In that book, he quoted himself at great length, before explaining that the quotations were accurate only “in the Thucydidean sense, in that they reflect the meaning of what I said.”

Thucydides, in his History of the Peloponnesian War, acknowledges that the quotes are by and large made up – owing to the fact that absolutely no form of modern media or telecommunication would be invented for a further two and a half thousand years, that he could not be in two places at once, and so it fell to him to imagine what various diplomats and negotiators from the major city states were saying to one another at the time. That they were accurate in spirit, if not in letter.

The “Thucydidean sense”, it scarcely needs to be said, does not apply to politicians sandpapering their own quotes in hindsight, and especially not when the politician in question had, by this point, already been fired by a newspaper for sandpapering the quotes of others.

All of which is to say that, if he had to grant himself a certain amount of poetic licence on the accuracy front with regard to a harmless Christmas stocking filler about life on the stump in the year 2001, it does not necessarily bode well for his recollections of life in Downing Street, which came to an end when his own party correctly calculated that absolutely nobody could believe a word he said ever again.

Thucydides had to be inventive because he could not “cover” the war in any other way. He could not be in Corinth one day and Melia the next, listening in on crucial negotiations. Johnson’s more recent Thucydidean tendencies, on the other hand, have been because he has not known what is going on where he actually is.

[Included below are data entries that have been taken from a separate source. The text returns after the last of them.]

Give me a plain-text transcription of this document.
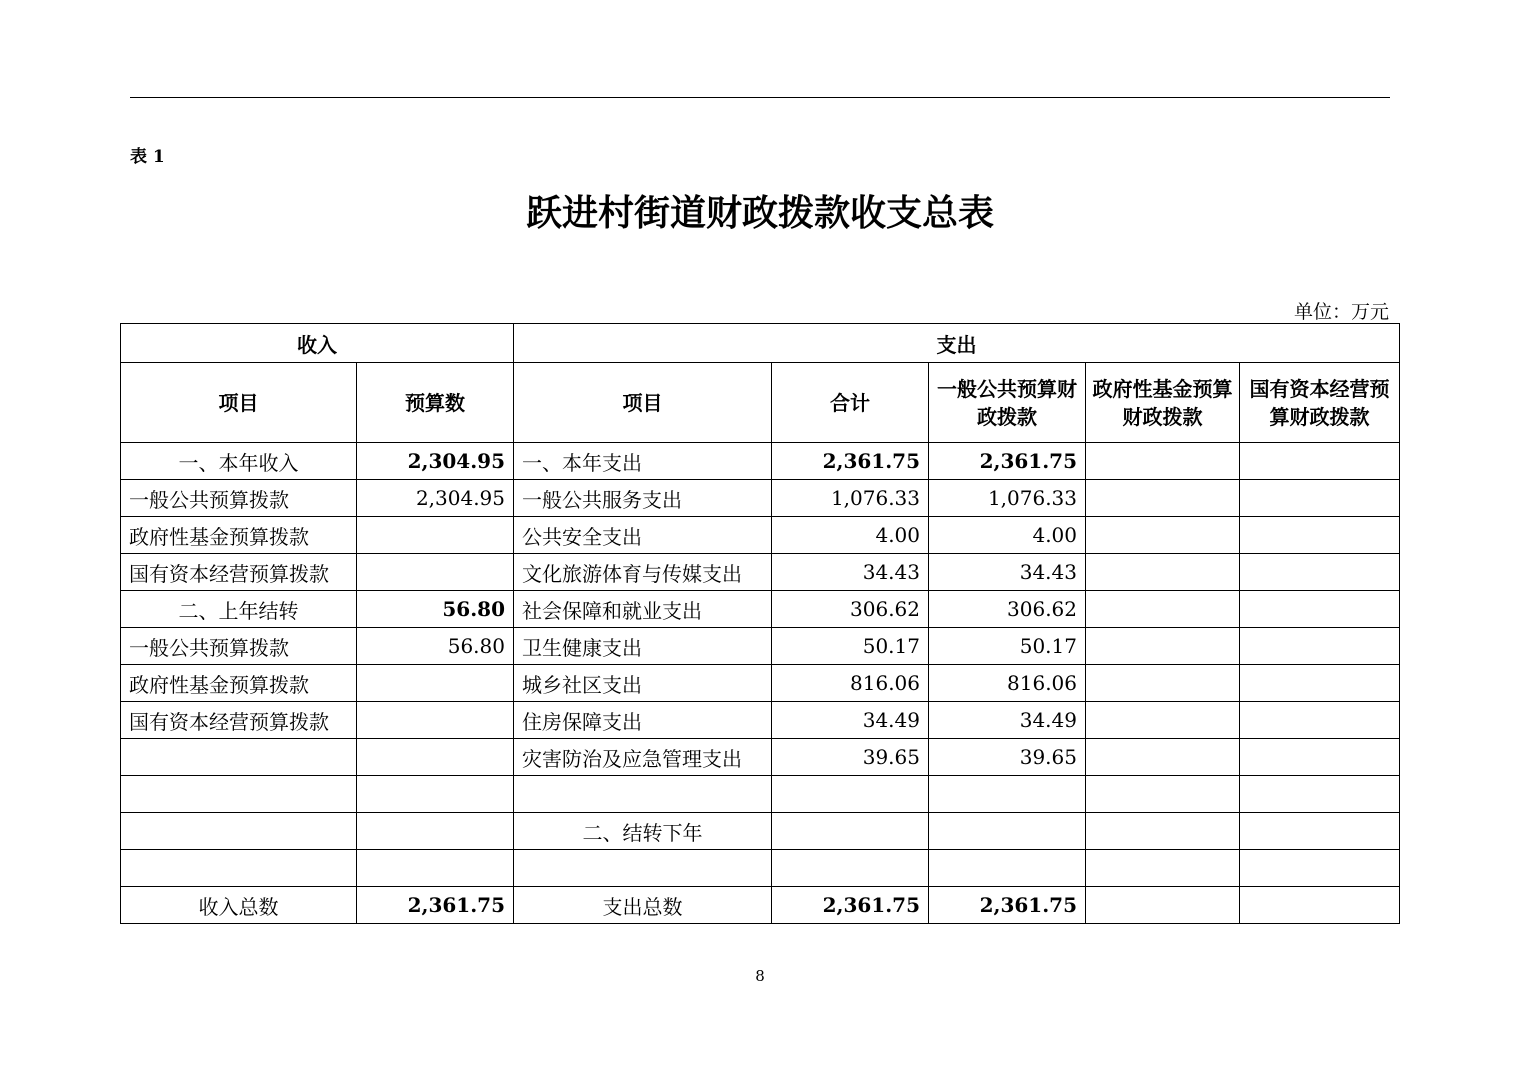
表 1
跃进村街道财政拨款收支总表
单位：万元
收入		支出				
项目	预算数	项目	合计	一般公共预算财政拨款	政府性基金预算财政拨款	国有资本经营预算财政拨款
一、本年收入	2,304.95	一、本年支出	2,361.75	2,361.75		
一般公共预算拨款	2,304.95	一般公共服务支出	1,076.33	1,076.33		
政府性基金预算拨款		公共安全支出	4.00	4.00		
国有资本经营预算拨款		文化旅游体育与传媒支出	34.43	34.43		
二、上年结转	56.80	社会保障和就业支出	306.62	306.62		
一般公共预算拨款	56.80	卫生健康支出	50.17	50.17		
政府性基金预算拨款		城乡社区支出	816.06	816.06		
国有资本经营预算拨款		住房保障支出	34.49	34.49		
		灾害防治及应急管理支出	39.65	39.65		

		二、结转下年				

收入总数	2,361.75	支出总数	2,361.75	2,361.75		
8
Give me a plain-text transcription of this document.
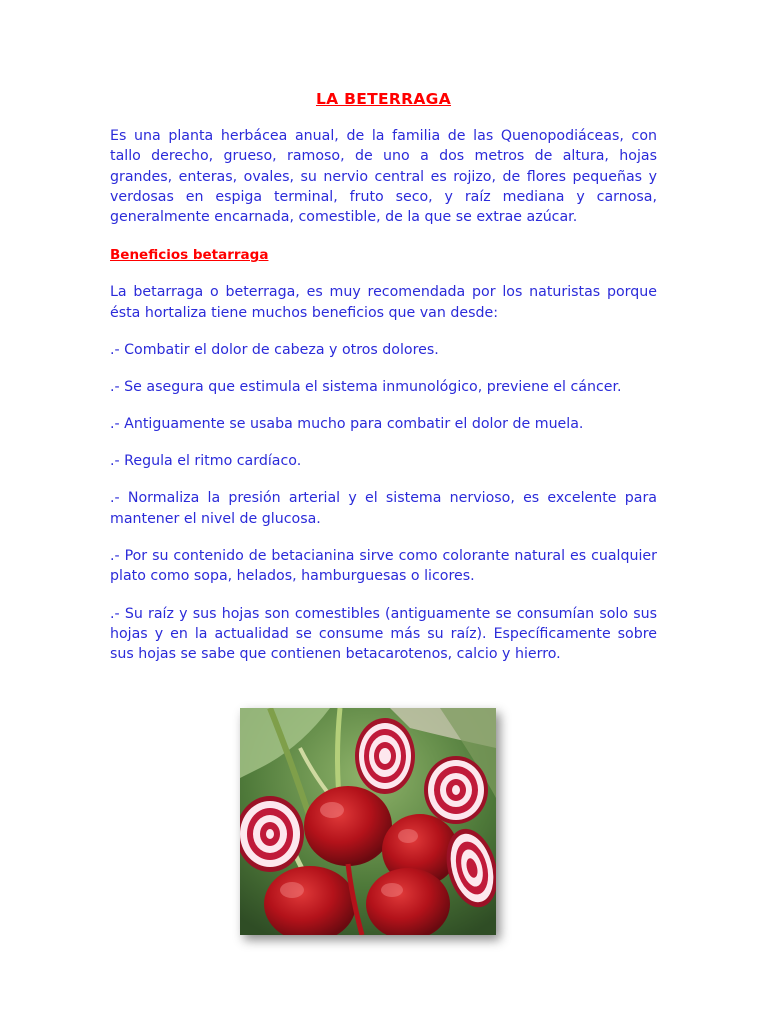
LA BETERRAGA

Es una planta herbácea anual, de la familia de las Quenopodiáceas, con tallo derecho, grueso, ramoso, de uno a dos metros de altura, hojas grandes, enteras, ovales, su nervio central es rojizo, de flores pequeñas y verdosas en espiga terminal, fruto seco, y raíz mediana y carnosa, generalmente encarnada, comestible, de la que se extrae azúcar.

Beneficios betarraga

La betarraga o beterraga, es muy recomendada por los naturistas porque ésta hortaliza tiene muchos beneficios que van desde:

.- Combatir el dolor de cabeza y otros dolores.

.- Se asegura que estimula el sistema inmunológico, previene el cáncer.

.- Antiguamente se usaba mucho para combatir el dolor de muela.

.- Regula el ritmo cardíaco.

.- Normaliza la presión arterial y el sistema nervioso, es excelente para mantener el nivel de glucosa.

.- Por su contenido de betacianina sirve como colorante natural es cualquier plato como sopa, helados, hamburguesas o licores.

.- Su raíz y sus hojas son comestibles (antiguamente se consumían solo sus hojas y en la actualidad se consume más su raíz). Específicamente sobre sus hojas se sabe que contienen betacarotenos, calcio y hierro.
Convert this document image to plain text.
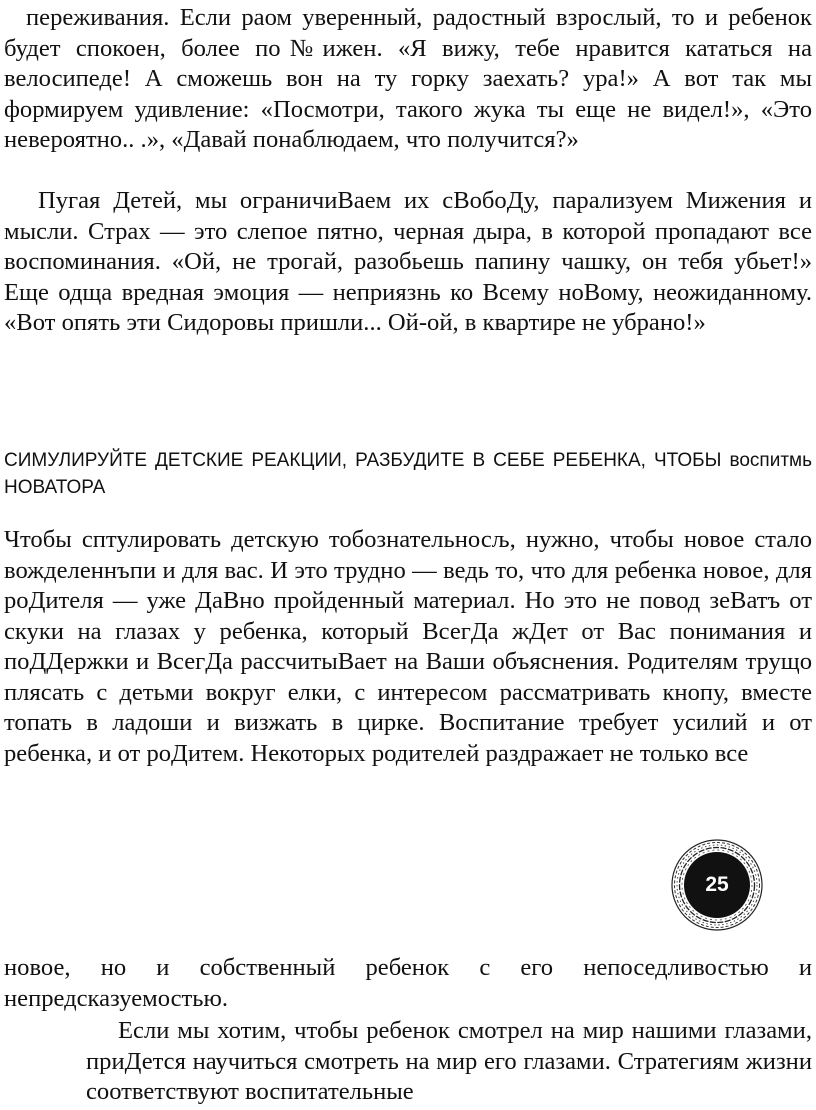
переживания. Если раом уверенный, радостный взрослый, то и ребенок будет спокоен, более по№ижен. «Я вижу, тебе нравится кататься на велосипеде! А сможешь вон на ту горку заехать? ура!» А вот так мы формируем удивление: «Посмотри, такого жука ты еще не видел!», «Это невероятно.. .», «Давай понаблюдаем, что получится?»

Пугая Детей, мы ограничиВаем их сВобоДу, парализуем Мижения и мысли. Страх — это слепое пятно, черная дыра, в которой пропадают все воспоминания. «Ой, не трогай, разобьешь папину чашку, он тебя убьет!» Еще одща вредная эмоция — неприязнь ко Всему ноВому, неожиданному. «Вот опять эти Сидоровы пришли... Ой-ой, в квартире не убрано!»

СИМУЛИРУЙТЕ ДЕТСКИЕ РЕАКЦИИ, РАЗБУДИТЕ В СЕБЕ РЕБЕНКА, ЧТОБЫ воспитмь НОВАТОРА

Чтобы сптулировать детскую тобознательносљ, нужно, чтобы новое стало вожделеннъпи и для вас. И это трудно — ведь то, что для ребенка новое, для роДителя — уже ДаВно пройденный материал. Но это не повод зеВатъ от скуки на глазах у ребенка, который ВсегДа жДет от Вас понимания и поДДержки и ВсегДа рассчитыВает на Ваши объяснения. Родителям трущо плясать с детьми вокруг елки, с интересом рассматривать кнопу, вместе топать в ладоши и визжать в цирке. Воспитание требует усилий и от ребенка, и от роДитем. Некоторых родителей раздражает не только все

25

новое, но и собственный ребенок с его непоседливостью и непредсказуемостью.

Если мы хотим, чтобы ребенок смотрел на мир нашими глазами, приДется научиться смотреть на мир его глазами. Стратегиям жизни соответствуют воспитательные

What will be the value of an insider’s account of life in 10 Downing Street, when we already know that said insider can attend not one but several parties in his own house at the same time as not knowing they are happening?

If Johnson is looking for inspiration, he could do worse than check out Look Wot I Dun by Don Powell, the drummer from glam rock band Slade, a magisterial work that tells the story of what it was like to be in one of the world’s biggest bands despite also having been in a horrific car crash that robbed him of all memory of ever having been so.

What will the blurb say? “And finally, here, in his own words, is one man’s story of how more than 100 people got fined for having parties in his own house and he didn’t know a thing about it.” Chapter 1. I wasn’t there. Chapter 2. Actually, I was there but nobody told me. Chapter 3. I don’t know what you’re talking about.

All political memoirs are self-serving, but this one will certainly break records. Ex-prime ministers tend to use the medium to finally give their own account of the journey, now that they have run out of road. Johnson, on the other hand, has not relinquished the steering wheel. And if Johnson can turn a book about Winston Churchill into a treatise on the greatness of Boris Johnson, imagine what he can and certainly will do with a book about himself.

One can safely assume it will not trouble the Nobel Prize panel. But it will certainly trouble the rest of us who, at least as far as he is concerned, have not already suffered enough.